Tristan extended his hand. It must have hurt; he bit his lip and briefly closed his eyes. Not for the first time, Alexander wondered at the wisdom of allowing Tristan to do this. There was no guarantee that sharing his strength would make Tristan able to do anything, especially since he was so badly wounded.
But then he thought about what Tristan would do if he didn’t cast the spell, and what he might attempt to do, and he knew without a doubt that he truly had no choice.
So he cast the spell. And for a moment, he felt nothing, no sign of weakness, no sense that it had worked, and then Tristan’s hand tightened in his grasp. He gasped in a breath, opened his eyes. And sat up, almost convulsively.

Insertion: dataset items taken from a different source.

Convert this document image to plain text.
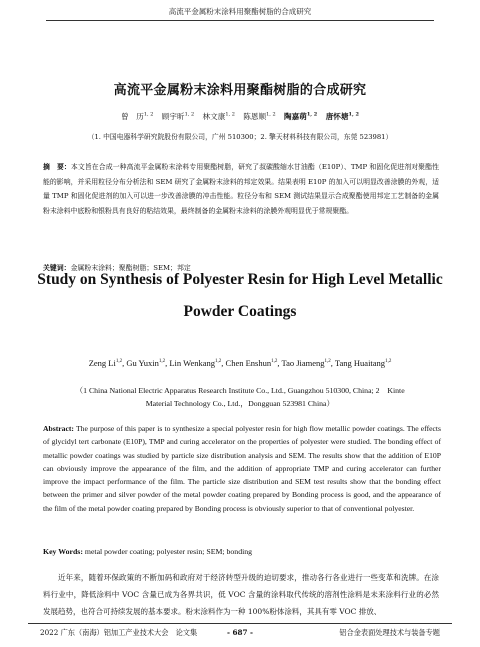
高流平金属粉末涂料用聚酯树脂的合成研究
高流平金属粉末涂料用聚酯树脂的合成研究
曾　历$^{1, 2}$ 顾宇昕$^{1, 2}$ 林文康$^{1, 2}$ 陈恩顺$^{1, 2}$ 陶嘉萌$^{1, 2}$ 唐怀塘$^{1, 2}$
（1. 中国电器科学研究院股份有限公司，广州 510300；2. 擎天材料科技有限公司，东莞 523981）
摘　要：本文旨在合成一种高流平金属粉末涂料专用聚酯树脂，研究了叔碳酸缩水甘油酯（E10P）、TMP 和固化促进剂对聚酯性能的影响，并采用粒径分布分析法和 SEM 研究了金属粉末涂料的邦定效果。结果表明 E10P 的加入可以明显改善涂膜的外观，适量 TMP 和固化促进剂的加入可以进一步改善涂膜的冲击性能。粒径分布和 SEM 测试结果显示合成聚酯使用邦定工艺制备的金属粉末涂料中底粉和银粉具有良好的粘结效果，最终制备的金属粉末涂料的涂膜外观明显优于常规聚酯。
关键词：金属粉末涂料；聚酯树脂；SEM；邦定
Study on Synthesis of Polyester Resin for High Level Metallic Powder Coatings
Zeng Li$^{1,2}$, Gu Yuxin$^{1,2}$, Lin Wenkang$^{1,2}$, Chen Enshun$^{1,2}$, Tao Jiameng$^{1,2}$, Tang Huaitang$^{1,2}$
（1 China National Electric Apparatus Research Institute Co., Ltd., Guangzhou 510300, China; 2　Kinte Material Technology Co., Ltd.，Dongguan 523981 China）
Abstract: The purpose of this paper is to synthesize a special polyester resin for high flow metallic powder coatings. The effects of glycidyl tert carbonate (E10P), TMP and curing accelerator on the properties of polyester were studied. The bonding effect of metallic powder coatings was studied by particle size distribution analysis and SEM. The results show that the addition of E10P can obviously improve the appearance of the film, and the addition of appropriate TMP and curing accelerator can further improve the impact performance of the film. The particle size distribution and SEM test results show that the bonding effect between the primer and silver powder of the metal powder coating prepared by Bonding process is good, and the appearance of the film of the metal powder coating prepared by Bonding process is obviously superior to that of conventional polyester.
Key Words: metal powder coating; polyester resin; SEM; bonding
近年来，随着环保政策的不断加码和政府对于经济转型升级的迫切要求，推动各行各业进行一些变革和洗牌。在涂料行业中，降低涂料中 VOC 含量已成为各界共识，低 VOC 含量的涂料取代传统的溶剂性涂料是未来涂料行业的必然发展趋势，也符合可持续发展的基本要求。粉末涂料作为一种 100%粉体涂料，其具有零 VOC 排放、
2022 广东（南海）铝加工产业技术大会　论文集	- 687 -	铝合金表面处理技术与装备专题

“Oh–Oh my,” he said, and shivered. Bared his teeth. Took a deep breath. “Oh–”
“Can you stand?” Alexander asked.
Tristan swung his legs over the side of the bed. Eyed the floor as if it were too far away to contemplate, then slowly stood with Alexander’s help. “It’s–I can still feel it,” he said, his voice sounding almost normal now. “The pain. In the background. It’s distracting.” He took a step, still holding Alexander’s hand, and then, greatly daring, released it. His other hand had strayed against his chest, as if cradling the scars that now were the only physical reminders of his wounds.
“I can stand, and I can walk,” he said, but Alexander saw a struggle in his gaze, as if he wasn’t quite sure he would make it all the way into the forest to rescue Jericho. But then he pushed the doubt away, and faced Alexander with some of his usual confidence. “And I will find him.”
“I have faith you will,” Alexander said, and offered him his hand again.
Tristan hesitated. “You need strength too,” he said.
“And you need to be able to protect yourself,” Alexander told him. “I have plenty of strength to spare.” Even so, sharing that much; holding so much of Tristan’s pain in check was distracting, at the least. And potentially damning, if Tristan ran into trouble. But despite the risks, he knew he had no choice. Not if he wanted Tristan to find–and save–Jericho.
Tristan took his hand. Drew in a sharp breath, then let it out in a wavering sigh. “I’d almost forgotten,” he murmured, and clenched his left hand into a fist. “I’d almost forgotten what it felt like to be whole.”
“You can’t–” Alexander began.
“I know,” Tristan whispered. “I know. I won’t fight. When you take it back. I promise. You have my word.” He paused. “But I’d be lying if I said I didn’t consider fighting you for even a little of your strength.” His gaze was bleak, but only for a moment. “It’s not going to be easy, is it?”
“No,” Alexander said. “It won’t be easy. But I have faith you will survive, and I have faith you will recover.”
“Thank you for that,” Tristan said, his voice hoarse.
“We should go,” Alexander said.
Tristan nodded. He curled his left arm against his chest again. Took a deep breath, and followed Alexander out of the room.